Eczanelerimize gelen bireylere biz mesleki etik ve sorumluluğumuzun gerektirdiği bilgilendirmeyi yaparak doğru yönlendirme sağlayabiliyoruz ancak insanların büyük çoğunluğu internetten ‘’ucuza’’ alışveriş yapmayı tercih ediyor. İnternet satışları zaten kendi içerisinde bir mayın tarlası. Eczanelerimize firmaların kendisinden ya da depolardan temin ettiğimiz ürünlerini internette mantığa sığmaz ölçüde ucuz fiyatlara satıldığını görüyoruz. Artık hangi ürünün orijinal hangisinin sahte olduğunu ayırt etmek de imkânsız, ürünlerin saklama koşulları da bilinmiyor. Daha iyi bir senaryoda bu ürünlerin tek satış noktası eczaneler olsa en azından kimlerin kullanıp kullanamayacağı ve nasıl kullanılacağı, kullandıkları diğer ilaçlarla etkileşimler gibi bilgileri hastalarımıza anlatarak doğru bir kullanım sağlayabilirdik. Ancak satış noktalarının sınırsızlığı da hastaların hiç danışmadan reklamını gördükleri ürünü internetten, aktarlardan marketlerden vb. yerlerden kendileri temin ederek bilinçsiz kullanıma ve ardından gelen istenmeyen etkilere yol açıyor. Tüm bunlar halk sağlığının çıkarı üzerine yemin etmiş sağlık çalışanlarının devre dışı bırakıldığı, kontrolsüz bir satış pazarını meydana getiriyor.

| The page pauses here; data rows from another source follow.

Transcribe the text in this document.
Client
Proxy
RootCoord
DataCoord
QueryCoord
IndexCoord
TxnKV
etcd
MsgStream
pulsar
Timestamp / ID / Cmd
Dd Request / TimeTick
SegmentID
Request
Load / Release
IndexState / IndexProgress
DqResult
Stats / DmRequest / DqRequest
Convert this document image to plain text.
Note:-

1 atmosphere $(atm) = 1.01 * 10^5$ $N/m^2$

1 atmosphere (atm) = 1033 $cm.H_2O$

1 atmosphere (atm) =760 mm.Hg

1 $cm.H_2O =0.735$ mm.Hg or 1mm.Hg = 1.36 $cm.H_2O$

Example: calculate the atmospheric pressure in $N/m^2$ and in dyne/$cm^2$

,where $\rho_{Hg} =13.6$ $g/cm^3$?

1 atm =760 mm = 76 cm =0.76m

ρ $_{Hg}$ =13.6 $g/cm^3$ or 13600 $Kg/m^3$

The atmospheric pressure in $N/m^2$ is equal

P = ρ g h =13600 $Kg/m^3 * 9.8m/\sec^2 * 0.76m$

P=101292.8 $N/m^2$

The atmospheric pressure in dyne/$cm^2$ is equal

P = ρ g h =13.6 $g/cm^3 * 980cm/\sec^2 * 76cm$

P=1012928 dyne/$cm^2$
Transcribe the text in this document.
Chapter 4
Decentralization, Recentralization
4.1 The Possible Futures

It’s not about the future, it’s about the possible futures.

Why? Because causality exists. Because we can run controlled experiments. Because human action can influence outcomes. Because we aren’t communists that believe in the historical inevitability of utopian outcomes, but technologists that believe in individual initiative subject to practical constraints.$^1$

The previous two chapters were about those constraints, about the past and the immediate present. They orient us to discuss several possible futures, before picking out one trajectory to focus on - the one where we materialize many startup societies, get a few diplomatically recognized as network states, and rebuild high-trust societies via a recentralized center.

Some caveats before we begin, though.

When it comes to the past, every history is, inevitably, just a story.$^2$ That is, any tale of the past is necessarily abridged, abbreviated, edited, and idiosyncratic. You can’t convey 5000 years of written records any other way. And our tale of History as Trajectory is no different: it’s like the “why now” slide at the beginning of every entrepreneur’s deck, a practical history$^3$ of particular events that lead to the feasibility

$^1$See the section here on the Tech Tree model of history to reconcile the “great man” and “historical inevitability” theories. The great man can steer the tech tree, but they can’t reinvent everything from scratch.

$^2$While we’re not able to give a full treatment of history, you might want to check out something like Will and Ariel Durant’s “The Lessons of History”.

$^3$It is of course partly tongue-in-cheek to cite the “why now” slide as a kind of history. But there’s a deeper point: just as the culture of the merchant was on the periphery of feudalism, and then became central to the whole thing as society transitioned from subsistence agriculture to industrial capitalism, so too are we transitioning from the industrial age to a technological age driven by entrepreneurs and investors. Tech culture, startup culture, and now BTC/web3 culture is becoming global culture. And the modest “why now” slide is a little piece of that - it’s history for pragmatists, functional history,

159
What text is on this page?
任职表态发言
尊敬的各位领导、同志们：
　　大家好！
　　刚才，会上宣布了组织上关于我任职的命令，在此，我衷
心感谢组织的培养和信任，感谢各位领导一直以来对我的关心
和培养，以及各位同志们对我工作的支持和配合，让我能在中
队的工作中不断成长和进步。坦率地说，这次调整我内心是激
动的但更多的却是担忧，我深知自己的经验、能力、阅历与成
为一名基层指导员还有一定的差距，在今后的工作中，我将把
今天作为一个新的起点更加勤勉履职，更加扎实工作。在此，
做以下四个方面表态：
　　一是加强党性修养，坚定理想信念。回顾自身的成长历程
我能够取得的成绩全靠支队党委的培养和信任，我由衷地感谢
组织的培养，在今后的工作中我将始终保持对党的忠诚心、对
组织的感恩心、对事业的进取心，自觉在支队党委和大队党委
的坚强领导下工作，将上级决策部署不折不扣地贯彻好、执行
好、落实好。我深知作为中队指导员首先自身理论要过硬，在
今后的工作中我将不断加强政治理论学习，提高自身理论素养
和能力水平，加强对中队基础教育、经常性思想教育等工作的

Bu noktadaki başlıca problemlerden bir diğeri ise ülkemizdeki sağlık okuryazarlığı kalitesinin çok düşük düzeyde olması. Örneğin tansiyon gibi kronik hastalıklarda bile insanların kendi ilacını bırakıp komşusuna, akrabasına iyi gelen ilaca kendi kendilerine başlamaları ülkemizin bir gerçeği. 50-60 yaş üstü jenerasyonun bireyleri, genellikle hekime/eczacıya danışmadan önce, maalesef, aktara danışarak kendilerini tedavi etmeyi tercih ediyorlar. Yaşça daha genç olan bireyler ise influencer tavsiyeleriyle bir yol izliyorlar. Çoğu zaman eczanelerimize ürün danışmaya değil, sosyal medyada gördükleri üründen emin bir şekilde onu temin etmeye geliyorlar. Muadil ilaç verdiğimizde problem çıkaran insanlar, sağlık profesyoneli olmayan kişilerden aldıkları tavsiyeleri uygularken aynı “farkındalığı” ne yazık ki göstermiyorlar. Bilgi ve teknoloji çağını yaşarken hala zayıflama çaylarından hayatını kaybeden, ne olduğu bilinmeyen bitkisel ilaçlardan zehirlenen ya da kullandıkları ilaç ve diğer ürünlerin etkileşimlerinden mevcut tedavilerini bilmeden devre dışı bırakan insanlar var. Sağlık okuryazarlığı bu seviyelerde olan bir ülkemizde ilaç dışı ürün reklamlarının serbest dolaşımda olması ne kadar doğru olabilir?
İnsanların doğuştan beri taşıdıkları inançlarını ve alışkanlıklarını değiştirmek elbette elimizde olan bir şey değil ancak otoritelerin üzerine düşen görevler insanların bilgi eksikliğine mahal verilemeyecek olan sınırları belirlemektir. Halk sağlığına yönelik uygulamalar toplumcu bir bakışa sahip olmadan yürütüldüğünde zaman içerisinde insan yaşamı da bir ticaret metası haline gelir. Güncel işleyişi iyileştirmek adına sağlıkçıların ve hukukçuların uzmanlıklarını ortaya koymasıyla yapılabilecek pek çok düzenleme mümkün ancak mevcut düzende maalesef halk sağlığı herkesin birincil amacı değil. Sanırım değiştirmeye tam da buradan başlamak lazım.